1. Aktuelle Zahlen 2024
- Gemeldete Berufskrankheiten: rund 160.000 Verdachtsanzeigen
- Anerkannte Berufskrankheiten: 26.821 Fälle
- BK-bedingte Todesfälle: 1.888 (-11,8 % vs. 2023), davon rund zwei Drittel krebsassoziiert
- Asbestanteil: ca. 65 % aller BK-Todesfälle weiterhin asbestbedingt
Der Rückgang der Anerkennungen 2024 ist überwiegend technisch bedingt: Nach Auslaufen der COVID-19-Sonderkonjunktur bei BK 3101 normalisiert sich die Statistik.
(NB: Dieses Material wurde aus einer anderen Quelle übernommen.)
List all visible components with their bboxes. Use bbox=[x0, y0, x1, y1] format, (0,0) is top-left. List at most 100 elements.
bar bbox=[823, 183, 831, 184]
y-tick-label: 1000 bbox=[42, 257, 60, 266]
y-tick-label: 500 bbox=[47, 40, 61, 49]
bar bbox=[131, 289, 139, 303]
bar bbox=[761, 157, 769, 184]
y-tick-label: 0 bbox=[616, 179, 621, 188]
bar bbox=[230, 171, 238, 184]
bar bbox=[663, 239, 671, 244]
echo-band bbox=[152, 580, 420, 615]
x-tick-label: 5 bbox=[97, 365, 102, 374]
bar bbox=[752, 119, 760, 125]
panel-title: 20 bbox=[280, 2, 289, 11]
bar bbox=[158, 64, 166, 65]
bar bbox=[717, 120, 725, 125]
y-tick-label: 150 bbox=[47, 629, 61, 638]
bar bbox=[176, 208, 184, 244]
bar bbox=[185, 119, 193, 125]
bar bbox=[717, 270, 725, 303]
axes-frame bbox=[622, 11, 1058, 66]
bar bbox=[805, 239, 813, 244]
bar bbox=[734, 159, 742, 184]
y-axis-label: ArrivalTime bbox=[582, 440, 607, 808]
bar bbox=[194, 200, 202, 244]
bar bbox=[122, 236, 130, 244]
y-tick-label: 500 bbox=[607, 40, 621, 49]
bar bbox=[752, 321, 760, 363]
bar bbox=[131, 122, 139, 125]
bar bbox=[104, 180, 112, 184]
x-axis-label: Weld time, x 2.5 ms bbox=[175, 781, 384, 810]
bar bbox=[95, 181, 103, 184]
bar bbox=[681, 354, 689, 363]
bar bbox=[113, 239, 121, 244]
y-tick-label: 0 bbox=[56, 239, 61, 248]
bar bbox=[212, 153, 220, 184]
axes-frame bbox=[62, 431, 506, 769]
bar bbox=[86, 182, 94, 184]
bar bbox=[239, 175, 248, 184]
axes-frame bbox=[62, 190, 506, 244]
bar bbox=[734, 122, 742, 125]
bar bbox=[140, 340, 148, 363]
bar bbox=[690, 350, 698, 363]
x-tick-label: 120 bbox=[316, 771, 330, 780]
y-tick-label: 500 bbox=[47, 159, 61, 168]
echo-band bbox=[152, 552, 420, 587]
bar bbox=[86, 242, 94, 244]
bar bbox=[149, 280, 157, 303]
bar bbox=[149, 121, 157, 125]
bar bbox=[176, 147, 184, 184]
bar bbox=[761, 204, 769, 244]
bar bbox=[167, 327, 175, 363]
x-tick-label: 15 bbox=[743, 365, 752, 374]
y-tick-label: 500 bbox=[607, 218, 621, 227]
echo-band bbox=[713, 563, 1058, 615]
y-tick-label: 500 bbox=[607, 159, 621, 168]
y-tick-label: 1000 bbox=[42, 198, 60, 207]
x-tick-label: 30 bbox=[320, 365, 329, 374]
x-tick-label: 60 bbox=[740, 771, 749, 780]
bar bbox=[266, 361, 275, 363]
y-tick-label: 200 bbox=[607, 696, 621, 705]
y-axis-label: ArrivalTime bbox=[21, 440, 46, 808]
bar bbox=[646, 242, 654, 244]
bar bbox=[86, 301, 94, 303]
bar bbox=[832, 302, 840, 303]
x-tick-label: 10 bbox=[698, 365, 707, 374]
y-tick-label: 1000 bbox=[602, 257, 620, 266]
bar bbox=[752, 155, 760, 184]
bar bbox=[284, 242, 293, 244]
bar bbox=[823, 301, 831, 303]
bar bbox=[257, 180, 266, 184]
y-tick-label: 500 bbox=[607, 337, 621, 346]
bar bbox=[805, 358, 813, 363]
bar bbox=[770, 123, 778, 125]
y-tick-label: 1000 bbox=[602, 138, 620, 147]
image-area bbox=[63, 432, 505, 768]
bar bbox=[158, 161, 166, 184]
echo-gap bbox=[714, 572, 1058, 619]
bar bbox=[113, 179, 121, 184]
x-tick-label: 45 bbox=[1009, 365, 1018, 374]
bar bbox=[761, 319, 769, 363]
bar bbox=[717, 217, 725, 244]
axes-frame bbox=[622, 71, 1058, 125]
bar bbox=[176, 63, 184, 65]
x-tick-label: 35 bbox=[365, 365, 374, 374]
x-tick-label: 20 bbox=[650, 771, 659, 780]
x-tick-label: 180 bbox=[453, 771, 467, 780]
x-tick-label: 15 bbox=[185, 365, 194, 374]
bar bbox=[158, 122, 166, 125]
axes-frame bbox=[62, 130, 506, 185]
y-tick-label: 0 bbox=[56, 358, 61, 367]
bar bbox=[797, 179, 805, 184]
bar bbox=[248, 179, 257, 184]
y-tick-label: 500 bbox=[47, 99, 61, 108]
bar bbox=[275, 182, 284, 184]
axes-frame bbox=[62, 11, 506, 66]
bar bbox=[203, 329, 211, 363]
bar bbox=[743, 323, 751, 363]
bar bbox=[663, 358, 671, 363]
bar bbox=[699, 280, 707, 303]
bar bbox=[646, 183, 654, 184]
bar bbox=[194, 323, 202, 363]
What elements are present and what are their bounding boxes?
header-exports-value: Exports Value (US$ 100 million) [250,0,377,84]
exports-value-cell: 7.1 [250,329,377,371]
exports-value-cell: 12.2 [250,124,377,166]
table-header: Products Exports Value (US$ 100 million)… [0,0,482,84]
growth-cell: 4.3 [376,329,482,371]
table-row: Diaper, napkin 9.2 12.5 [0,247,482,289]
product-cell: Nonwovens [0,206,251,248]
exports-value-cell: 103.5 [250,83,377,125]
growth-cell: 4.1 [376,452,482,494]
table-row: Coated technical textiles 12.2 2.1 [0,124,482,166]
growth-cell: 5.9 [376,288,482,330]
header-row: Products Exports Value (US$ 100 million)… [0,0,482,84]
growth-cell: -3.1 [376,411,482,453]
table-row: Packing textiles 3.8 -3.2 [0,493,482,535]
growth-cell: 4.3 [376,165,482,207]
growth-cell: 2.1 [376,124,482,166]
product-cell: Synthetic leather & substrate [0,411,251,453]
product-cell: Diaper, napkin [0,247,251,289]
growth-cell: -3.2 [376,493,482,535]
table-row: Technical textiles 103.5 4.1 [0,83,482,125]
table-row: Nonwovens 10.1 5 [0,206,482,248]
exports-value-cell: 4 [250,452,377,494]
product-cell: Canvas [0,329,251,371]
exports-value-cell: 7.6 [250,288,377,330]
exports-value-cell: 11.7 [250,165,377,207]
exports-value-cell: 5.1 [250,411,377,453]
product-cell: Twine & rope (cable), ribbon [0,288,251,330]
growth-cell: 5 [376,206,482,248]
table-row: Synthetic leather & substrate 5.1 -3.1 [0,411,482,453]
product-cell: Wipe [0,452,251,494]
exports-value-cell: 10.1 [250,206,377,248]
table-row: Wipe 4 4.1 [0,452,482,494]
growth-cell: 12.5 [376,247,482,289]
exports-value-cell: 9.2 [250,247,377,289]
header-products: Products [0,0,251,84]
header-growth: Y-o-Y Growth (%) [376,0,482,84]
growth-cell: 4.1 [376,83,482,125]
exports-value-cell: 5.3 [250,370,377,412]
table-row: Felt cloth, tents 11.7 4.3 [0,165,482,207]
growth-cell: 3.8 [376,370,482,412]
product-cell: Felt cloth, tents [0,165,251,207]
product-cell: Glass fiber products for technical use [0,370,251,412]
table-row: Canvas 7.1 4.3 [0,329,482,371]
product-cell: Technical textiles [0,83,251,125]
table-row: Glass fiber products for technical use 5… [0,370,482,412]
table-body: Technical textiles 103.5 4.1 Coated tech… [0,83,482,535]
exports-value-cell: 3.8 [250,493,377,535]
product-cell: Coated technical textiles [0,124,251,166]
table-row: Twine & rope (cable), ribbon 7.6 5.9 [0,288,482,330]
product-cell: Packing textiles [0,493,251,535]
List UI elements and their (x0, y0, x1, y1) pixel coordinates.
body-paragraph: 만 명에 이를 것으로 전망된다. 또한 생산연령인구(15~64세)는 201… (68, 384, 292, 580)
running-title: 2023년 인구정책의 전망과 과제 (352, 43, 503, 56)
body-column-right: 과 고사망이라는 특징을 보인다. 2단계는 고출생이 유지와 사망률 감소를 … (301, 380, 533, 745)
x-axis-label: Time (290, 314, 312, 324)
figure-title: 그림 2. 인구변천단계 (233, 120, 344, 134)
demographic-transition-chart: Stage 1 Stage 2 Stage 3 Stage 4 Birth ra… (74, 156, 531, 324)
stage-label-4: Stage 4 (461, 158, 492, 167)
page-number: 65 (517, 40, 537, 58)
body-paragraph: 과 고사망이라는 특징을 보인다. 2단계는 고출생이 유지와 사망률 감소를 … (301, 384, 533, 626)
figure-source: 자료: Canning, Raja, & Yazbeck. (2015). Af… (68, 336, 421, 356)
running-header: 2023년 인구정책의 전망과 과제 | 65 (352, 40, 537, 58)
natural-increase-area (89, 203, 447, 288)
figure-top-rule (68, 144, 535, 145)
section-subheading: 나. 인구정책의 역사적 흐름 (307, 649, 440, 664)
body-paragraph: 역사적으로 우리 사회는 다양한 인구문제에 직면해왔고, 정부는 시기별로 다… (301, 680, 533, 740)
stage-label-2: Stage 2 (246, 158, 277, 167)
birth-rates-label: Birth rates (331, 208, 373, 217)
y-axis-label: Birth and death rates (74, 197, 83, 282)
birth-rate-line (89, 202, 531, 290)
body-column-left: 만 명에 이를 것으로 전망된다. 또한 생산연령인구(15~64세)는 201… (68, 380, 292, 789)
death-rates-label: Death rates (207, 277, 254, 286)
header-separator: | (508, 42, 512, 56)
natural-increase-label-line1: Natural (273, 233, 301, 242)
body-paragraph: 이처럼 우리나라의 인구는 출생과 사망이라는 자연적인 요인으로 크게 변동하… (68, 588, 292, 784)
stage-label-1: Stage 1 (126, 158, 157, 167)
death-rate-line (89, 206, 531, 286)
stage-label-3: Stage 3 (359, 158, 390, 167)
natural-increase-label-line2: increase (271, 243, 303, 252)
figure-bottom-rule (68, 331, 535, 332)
Krebsbedingte BK-Fälle zeigen dagegen eine stabile bis leicht sinkende Tendenz – mit Ausreißern im Asbest- und Quarzstaubbereich, wo Expositionen oft vor 20–40 Jahren stattgefunden haben.
2. Die 6. BKV-Novelle (April 2025)
Anfang April 2025 trat die Sechste Verordnung zur Änderung der BKV in Kraft. Sie erweitert die Liste um drei neue Einträge:
| BK-Nr. | Erkrankung | Branchen |
|---|---|---|
| BK 2116 | Rotatorenmanschettenläsion | Fliesenleger, Maler, Schweißer, Monteure |
| BK 2117 | Gonarthrose bei Profifußballern | Leistungssport |
| BK 4116 | COPD durch Quarzstaub | Bau, Steinmetz, Gießereien, Tunnel |
3. Die wichtigsten arbeitsbedingten Krebserkrankungen
Asbestassoziierte Erkrankungen (BK 4103–4105, 4114, 4115). Mesotheliom, Bronchial-, Larynx-, Ovarial- und Pharynxkarzinom. Latenzzeit 20–40 Jahre. Peak-Inzidenz für Mesotheliome 2025–2030 erwartet.
Benzol und Derivate (BK 1303). AML nach langjähriger Benzolexposition.
PAK (BK 4113). Lungenkrebs durch PAK-Exposition (Koksofen, Dachdecker, Aluminium).
Nickel und Chrom-VI (BK 4108, 4109). Lungen- und Nasennebenhöhlenkarzinome durch Edelstahlschweißen, Galvanik.
UV-Strahlung – Hautkrebs (BK 5103). Plattenepithelkarzinom durch langjährige UV-Exposition. 2024 mit ca. 7.800 Anerkennungen die zahlenmäßig häufigste BK.